Senin, 11 Januari 2010

PUTUSAN PERKARA PERDATA TIDAK MENYEBABKAN PERKARA PIDANA NE BIS IN IDEM

LEGAL OPINION

PERKARA PIDANA NOTARIS MEMBUAT AKTA JUAL BELI BANGUNAN (RUMAH) DAN PEMINDAHAN HAK SEWA TANAH PERSEWAAN YANG DIDUGA PALSU TIDAK DAPAT MENJADI NE BIS IDEM MESKIPUN PUTUSAN PERKARA PERDATA MENYATAKAN JUAL BELI BANGUNAN SAH

Ditujukan pada: ...............................................................................

Kasus : 1. Dugaan Notaris Membuat Akta Jual Beli Bangunan (Rumah)

dan Pemindahan Hak Sewa Tanah Persewaan Palsu

2. Dugaan Menyuruh Memasukkan Keterangan Palsu Ke Dalam

Akta Otentik.

Digelar/diskusi: Kamis tanggal 7 Januari 2010 di Ruang Rapat Gedung Pasca

Sarjana Fakultas Hukum Universitas Brawiajaya

Tim Gelar : ..............................................................................

Permintaan : ...............................................................................

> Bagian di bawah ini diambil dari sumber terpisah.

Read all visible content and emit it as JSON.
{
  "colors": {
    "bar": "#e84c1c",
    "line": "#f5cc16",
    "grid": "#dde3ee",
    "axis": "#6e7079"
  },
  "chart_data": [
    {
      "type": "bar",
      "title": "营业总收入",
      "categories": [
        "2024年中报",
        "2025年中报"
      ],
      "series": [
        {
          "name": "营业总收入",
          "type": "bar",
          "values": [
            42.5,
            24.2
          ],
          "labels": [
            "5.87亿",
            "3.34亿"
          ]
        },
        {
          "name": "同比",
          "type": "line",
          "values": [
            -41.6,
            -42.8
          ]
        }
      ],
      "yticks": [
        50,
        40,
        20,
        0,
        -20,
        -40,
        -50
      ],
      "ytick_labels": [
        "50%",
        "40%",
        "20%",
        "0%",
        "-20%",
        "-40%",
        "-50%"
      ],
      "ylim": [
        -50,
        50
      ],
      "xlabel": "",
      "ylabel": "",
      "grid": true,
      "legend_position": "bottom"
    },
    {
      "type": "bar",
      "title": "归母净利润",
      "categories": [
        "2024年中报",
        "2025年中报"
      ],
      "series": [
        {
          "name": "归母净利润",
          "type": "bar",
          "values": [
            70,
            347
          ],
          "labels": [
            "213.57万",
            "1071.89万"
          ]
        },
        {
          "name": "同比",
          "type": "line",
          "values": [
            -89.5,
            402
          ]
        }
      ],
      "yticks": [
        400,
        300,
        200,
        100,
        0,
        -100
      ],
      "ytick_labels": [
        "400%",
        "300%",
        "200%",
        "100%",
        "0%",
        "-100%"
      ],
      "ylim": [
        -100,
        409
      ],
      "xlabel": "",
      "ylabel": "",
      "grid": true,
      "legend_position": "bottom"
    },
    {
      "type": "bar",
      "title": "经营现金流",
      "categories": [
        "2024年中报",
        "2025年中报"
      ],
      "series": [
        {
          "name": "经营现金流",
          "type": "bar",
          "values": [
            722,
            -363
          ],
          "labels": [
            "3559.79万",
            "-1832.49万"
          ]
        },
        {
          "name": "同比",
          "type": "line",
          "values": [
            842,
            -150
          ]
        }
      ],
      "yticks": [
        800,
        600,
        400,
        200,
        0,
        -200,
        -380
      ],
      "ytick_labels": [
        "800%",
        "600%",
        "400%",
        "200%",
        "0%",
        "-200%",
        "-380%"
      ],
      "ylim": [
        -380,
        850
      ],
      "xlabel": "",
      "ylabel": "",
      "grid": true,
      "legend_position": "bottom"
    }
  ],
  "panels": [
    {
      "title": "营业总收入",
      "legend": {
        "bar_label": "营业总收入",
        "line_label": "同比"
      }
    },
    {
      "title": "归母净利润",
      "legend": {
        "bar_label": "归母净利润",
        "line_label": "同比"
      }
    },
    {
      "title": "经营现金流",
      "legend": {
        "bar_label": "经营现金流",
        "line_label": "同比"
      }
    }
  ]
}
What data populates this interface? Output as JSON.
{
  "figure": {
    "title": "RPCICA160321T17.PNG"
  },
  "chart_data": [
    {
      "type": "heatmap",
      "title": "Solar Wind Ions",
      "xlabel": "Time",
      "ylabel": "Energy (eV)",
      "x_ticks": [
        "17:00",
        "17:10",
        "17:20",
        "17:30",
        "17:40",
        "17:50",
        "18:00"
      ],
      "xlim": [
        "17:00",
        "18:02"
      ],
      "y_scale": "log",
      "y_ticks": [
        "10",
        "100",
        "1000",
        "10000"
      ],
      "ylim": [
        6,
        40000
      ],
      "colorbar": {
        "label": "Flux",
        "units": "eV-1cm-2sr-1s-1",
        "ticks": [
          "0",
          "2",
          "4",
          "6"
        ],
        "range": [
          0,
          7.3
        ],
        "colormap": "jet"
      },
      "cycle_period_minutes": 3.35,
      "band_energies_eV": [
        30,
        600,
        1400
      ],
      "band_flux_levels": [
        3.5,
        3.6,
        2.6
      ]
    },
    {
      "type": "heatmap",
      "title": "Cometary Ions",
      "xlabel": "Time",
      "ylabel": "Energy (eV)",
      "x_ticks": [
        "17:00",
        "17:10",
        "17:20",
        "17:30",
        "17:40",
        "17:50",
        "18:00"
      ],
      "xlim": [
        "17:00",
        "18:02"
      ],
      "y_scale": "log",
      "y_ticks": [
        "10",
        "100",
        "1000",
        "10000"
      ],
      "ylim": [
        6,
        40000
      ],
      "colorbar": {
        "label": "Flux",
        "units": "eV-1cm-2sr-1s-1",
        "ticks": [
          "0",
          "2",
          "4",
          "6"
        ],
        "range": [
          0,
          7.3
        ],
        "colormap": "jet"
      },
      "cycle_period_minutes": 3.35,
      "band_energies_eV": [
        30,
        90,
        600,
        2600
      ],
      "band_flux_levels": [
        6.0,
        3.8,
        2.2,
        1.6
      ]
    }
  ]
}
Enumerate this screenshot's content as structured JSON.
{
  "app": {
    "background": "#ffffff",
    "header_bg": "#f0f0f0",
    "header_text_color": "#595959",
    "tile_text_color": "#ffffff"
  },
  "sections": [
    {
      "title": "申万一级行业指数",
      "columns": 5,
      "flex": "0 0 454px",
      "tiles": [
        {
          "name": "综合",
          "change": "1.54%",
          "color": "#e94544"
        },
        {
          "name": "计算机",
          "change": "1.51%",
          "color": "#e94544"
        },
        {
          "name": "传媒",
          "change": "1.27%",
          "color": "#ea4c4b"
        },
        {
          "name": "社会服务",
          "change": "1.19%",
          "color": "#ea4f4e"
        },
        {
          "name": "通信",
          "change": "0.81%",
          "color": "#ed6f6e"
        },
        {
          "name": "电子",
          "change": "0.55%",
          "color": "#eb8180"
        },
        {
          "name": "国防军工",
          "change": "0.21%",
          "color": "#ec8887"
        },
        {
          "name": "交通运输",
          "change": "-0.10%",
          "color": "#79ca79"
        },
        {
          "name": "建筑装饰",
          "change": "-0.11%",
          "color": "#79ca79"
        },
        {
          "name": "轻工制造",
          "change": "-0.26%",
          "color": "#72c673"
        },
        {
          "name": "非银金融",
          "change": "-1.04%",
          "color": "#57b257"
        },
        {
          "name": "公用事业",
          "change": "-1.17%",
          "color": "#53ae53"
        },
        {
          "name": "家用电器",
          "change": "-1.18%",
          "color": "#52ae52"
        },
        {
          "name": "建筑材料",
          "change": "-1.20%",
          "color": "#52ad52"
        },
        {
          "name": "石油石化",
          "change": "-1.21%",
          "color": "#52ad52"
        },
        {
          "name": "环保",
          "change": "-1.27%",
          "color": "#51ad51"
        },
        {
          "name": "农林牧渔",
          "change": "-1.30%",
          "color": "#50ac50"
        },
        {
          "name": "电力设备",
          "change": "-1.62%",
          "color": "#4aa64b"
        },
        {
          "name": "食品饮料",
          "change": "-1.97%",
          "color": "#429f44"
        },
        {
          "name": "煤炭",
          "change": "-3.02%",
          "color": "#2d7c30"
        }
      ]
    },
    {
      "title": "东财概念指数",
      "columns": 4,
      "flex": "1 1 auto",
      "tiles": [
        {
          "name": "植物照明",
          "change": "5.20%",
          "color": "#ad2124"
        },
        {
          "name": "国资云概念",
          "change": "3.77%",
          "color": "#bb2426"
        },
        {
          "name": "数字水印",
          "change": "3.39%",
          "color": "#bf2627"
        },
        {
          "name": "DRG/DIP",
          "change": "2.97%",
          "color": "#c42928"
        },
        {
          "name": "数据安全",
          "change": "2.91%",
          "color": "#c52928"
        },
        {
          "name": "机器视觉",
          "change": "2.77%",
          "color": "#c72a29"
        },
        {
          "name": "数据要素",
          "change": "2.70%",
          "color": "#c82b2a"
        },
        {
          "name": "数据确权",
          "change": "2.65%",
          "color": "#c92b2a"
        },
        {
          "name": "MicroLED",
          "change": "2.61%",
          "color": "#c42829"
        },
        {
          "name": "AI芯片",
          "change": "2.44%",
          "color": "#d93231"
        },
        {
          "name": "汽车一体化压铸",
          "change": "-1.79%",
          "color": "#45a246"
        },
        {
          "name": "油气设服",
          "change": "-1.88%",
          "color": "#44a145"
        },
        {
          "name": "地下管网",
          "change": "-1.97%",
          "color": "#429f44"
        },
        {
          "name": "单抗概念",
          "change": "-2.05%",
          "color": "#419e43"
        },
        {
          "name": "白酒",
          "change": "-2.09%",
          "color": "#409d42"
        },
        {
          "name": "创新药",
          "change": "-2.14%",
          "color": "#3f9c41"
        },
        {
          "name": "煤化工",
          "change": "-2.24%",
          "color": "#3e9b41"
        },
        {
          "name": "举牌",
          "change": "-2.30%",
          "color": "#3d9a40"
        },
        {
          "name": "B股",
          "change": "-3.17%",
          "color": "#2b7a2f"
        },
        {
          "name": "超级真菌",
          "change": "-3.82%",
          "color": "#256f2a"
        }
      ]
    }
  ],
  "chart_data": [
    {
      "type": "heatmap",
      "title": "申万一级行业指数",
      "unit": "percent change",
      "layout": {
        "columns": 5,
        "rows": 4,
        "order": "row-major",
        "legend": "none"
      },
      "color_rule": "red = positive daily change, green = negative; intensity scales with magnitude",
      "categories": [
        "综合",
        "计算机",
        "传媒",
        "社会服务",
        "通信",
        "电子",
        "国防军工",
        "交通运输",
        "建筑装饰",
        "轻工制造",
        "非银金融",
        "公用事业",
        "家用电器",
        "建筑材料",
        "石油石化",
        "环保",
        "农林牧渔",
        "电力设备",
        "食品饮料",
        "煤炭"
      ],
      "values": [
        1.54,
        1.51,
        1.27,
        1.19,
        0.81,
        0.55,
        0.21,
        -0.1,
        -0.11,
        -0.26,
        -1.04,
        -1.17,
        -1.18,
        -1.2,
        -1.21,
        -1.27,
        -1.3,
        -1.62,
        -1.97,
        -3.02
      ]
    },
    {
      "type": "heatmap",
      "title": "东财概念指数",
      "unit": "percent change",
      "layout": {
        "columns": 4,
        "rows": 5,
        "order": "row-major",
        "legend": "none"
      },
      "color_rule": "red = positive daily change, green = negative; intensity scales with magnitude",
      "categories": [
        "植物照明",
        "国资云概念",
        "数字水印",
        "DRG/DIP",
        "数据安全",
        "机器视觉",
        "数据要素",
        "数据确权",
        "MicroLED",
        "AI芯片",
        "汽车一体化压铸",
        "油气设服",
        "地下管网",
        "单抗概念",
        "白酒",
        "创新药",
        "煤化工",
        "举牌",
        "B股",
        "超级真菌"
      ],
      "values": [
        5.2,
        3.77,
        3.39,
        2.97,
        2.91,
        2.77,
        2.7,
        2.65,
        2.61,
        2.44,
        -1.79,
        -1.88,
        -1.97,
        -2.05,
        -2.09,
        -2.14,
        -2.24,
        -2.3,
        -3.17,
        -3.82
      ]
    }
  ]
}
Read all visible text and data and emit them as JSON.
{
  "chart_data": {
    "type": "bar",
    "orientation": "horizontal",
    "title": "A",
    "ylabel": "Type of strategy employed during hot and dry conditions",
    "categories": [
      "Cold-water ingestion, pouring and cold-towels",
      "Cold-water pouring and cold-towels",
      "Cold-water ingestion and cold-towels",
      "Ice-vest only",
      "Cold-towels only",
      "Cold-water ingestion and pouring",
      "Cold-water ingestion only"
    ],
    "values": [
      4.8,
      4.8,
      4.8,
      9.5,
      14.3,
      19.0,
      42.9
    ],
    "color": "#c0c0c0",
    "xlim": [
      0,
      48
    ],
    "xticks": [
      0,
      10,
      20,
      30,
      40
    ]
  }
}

Dibuat Oleh : BKBH Fakultas Hukum Universitas Brawijaya

I. JUDUL: PERKARA PIDANA NOTARIS MEMBUAT AKTA JUAL BELI

BANGUNAN (RUMAH) DAN PEMINDAHAN HAK SEWA TANAH

PERSEWAAN YANG DIDUGA PALSU DAN PERKARA MENYURUH

MEMASUKKAN KETERANGAN PALSU KE DALAM AKTA OTENTIK

TIDAK DAPAT MENJADI NE BIS IDEM MESKIPUN PUTUSAN

PERKARA PERDATA MENYATAKAN JUAL BELI BANGUNAN SAH

II. PIHAK- PIHAK TERKAIT

........................................................................................................................

III. PERMASALAHAN HUKUM

Kajian ini membahas guna menjawab dua pertanyaan pokok yakni sebagai berikut:

1. Apakah putusan perkara perdata yang in kracht van gewijsde yang menyatakan jual beli bangunan (rumah) dan pemindahan hak sewa tanah persewaan sah dapat dijadikan alasan/dasar bahwa perkara pidana notaris membuat akta jual beli bangunan (rumah) dan pemindahan hak sewa tanah persewaanyang diduga palsu menjadi ne bis idem?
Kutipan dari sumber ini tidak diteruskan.